Stafford would play a Manhattan window washer who comes upon an executive dictating a letter to his secretary.  The secretary looks up from her work to notice the window washer winking at her, oblivious to the executive.  Now she has likely missed a few sentences.  How will she explain to her boss what has transpired?

Rockwell paid his model $30 for three days work.  When Stafford tried to cash the pay cheque, the bank teller didn't believe it was a valid cheque, given the identity of the issuer.  Years later, he wished he had kept the cheque for posterity.

Window Washer first appeared on the cover of The Saturday Evening Post on September 17, 1960.  The original painting is now in the possession of movie maker Steven Spielberg.

Friday, 21 October 2016

The Jury

"Her duty is to vote her conscience." (

Twelve individuals gather in a wood panelled room.  A lamp hangs above them.  Cigarette smoke lingers in the air, but not as thick as the tension.  Eleven men stare at the lone holdout, a woman, who prevents the jury from reaching a unanimous verdict.  Her body languages shows, however, that she is not easily persuaded.  Her duty is to vote her conscience.

Norman Rockwell's painting, The Jury, which first appeared on the cover of The Saturday Evening Post on February 14, 1959, may have been inspired by the major motion picture Twelve Angry Men which debuted in 1957.  The movie, which starred Henry Fonda as the foreman, featured a hung jury.  Eleven members were ready to hang the accused; however, the twelfth just couldn't bring himself to convict him.  One by one, after much deliberation, the eleven members come to the same conclusion.
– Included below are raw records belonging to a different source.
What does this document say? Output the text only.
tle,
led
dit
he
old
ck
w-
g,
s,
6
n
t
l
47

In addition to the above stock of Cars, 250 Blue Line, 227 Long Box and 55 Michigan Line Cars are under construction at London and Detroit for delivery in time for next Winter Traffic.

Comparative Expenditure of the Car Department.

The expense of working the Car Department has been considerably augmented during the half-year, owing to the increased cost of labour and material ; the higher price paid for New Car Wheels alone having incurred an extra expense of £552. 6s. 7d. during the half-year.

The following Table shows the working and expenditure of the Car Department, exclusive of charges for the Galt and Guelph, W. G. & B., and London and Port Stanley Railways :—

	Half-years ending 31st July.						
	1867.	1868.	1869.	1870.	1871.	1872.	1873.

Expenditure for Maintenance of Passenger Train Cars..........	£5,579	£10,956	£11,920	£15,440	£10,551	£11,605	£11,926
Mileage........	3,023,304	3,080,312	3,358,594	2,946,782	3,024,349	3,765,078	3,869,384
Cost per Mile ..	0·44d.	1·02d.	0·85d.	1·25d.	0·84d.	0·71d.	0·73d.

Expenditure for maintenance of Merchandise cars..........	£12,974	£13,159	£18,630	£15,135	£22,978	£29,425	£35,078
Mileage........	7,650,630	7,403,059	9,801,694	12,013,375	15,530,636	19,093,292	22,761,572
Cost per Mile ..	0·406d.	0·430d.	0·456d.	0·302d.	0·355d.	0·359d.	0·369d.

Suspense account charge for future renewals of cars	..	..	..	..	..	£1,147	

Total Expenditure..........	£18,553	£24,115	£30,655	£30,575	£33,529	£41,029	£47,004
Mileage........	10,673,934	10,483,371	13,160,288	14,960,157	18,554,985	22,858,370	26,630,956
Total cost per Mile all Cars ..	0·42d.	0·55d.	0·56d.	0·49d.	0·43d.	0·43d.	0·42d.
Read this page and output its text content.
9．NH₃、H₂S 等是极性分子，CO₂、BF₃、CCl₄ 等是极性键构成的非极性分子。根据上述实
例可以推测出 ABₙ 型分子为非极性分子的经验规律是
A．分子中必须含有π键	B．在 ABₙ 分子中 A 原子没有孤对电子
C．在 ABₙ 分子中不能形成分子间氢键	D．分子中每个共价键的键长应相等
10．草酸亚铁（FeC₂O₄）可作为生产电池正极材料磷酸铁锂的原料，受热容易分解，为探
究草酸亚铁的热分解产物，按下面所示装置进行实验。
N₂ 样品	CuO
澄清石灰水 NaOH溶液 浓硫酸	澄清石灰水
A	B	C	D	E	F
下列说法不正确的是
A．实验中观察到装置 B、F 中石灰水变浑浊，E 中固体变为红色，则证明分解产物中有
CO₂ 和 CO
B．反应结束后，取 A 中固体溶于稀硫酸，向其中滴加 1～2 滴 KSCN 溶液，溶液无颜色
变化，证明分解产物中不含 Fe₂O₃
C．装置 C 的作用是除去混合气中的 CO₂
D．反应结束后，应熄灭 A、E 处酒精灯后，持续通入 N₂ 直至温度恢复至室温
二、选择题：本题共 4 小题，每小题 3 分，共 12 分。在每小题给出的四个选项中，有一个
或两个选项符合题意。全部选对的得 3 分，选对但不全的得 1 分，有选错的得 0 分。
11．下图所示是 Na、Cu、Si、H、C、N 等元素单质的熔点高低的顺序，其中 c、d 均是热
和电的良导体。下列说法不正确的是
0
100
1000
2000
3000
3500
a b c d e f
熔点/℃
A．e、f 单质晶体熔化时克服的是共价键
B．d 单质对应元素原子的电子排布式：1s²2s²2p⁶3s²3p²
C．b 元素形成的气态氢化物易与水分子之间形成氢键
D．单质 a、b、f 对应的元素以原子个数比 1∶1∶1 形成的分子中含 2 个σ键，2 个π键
The entire movie is filmed in one room, much like a play.  In fact, Reginald Rose wrote the original play back in 1954 for a CBS anthology television series.

Twelve Angry Men still shows how the men cannot reach a consensus courtesy

Thursday, 20 October 2016

Walking to Church

"No man with a conscience can just bat out illustrations.  He's got to put all of his talent, all of his feeling into them." (Judy Goffman, The Great American Illustrators)

Walking to Church features a family of five walking down a street, Bibles in their hands, dressed in their Sunday best.  The businesses, a barbershop, a hair salon and a restaurant, are all closed on this day of rest.  Milk bottles sit on stoops, not yet brought in by the customers.  The steeple pokes up from the businesses, the bell ringing.

Rockwell based the steeple on the one from the North Bennington Church.  The street is based on one in Little Italy in Troy, Vermont which included a restaurant called the Silver Dollar.  Rockwell's inspiration for the painting was a piece by Johannes Vermeer's called View of Houses in Delft.

Rockwell's attention to detail is always evident.  Notice the intricate designs below the parapet of the barbershop.  Take note of the antennas on the rooftops.  A flock of birds draws our eye to the church tower.  "[Without] them, one might not have realized that the family was going to church." (  As Rockwell explained:  "No man with a conscience can just bat out illustrations.  He's got to put all of his talent, all of his feeling into them."

Walking to Church, which first appeared in The Saturday Evening Post on April 4, 1953, sold at Sotheby's Auction for $3.2 million in 2013.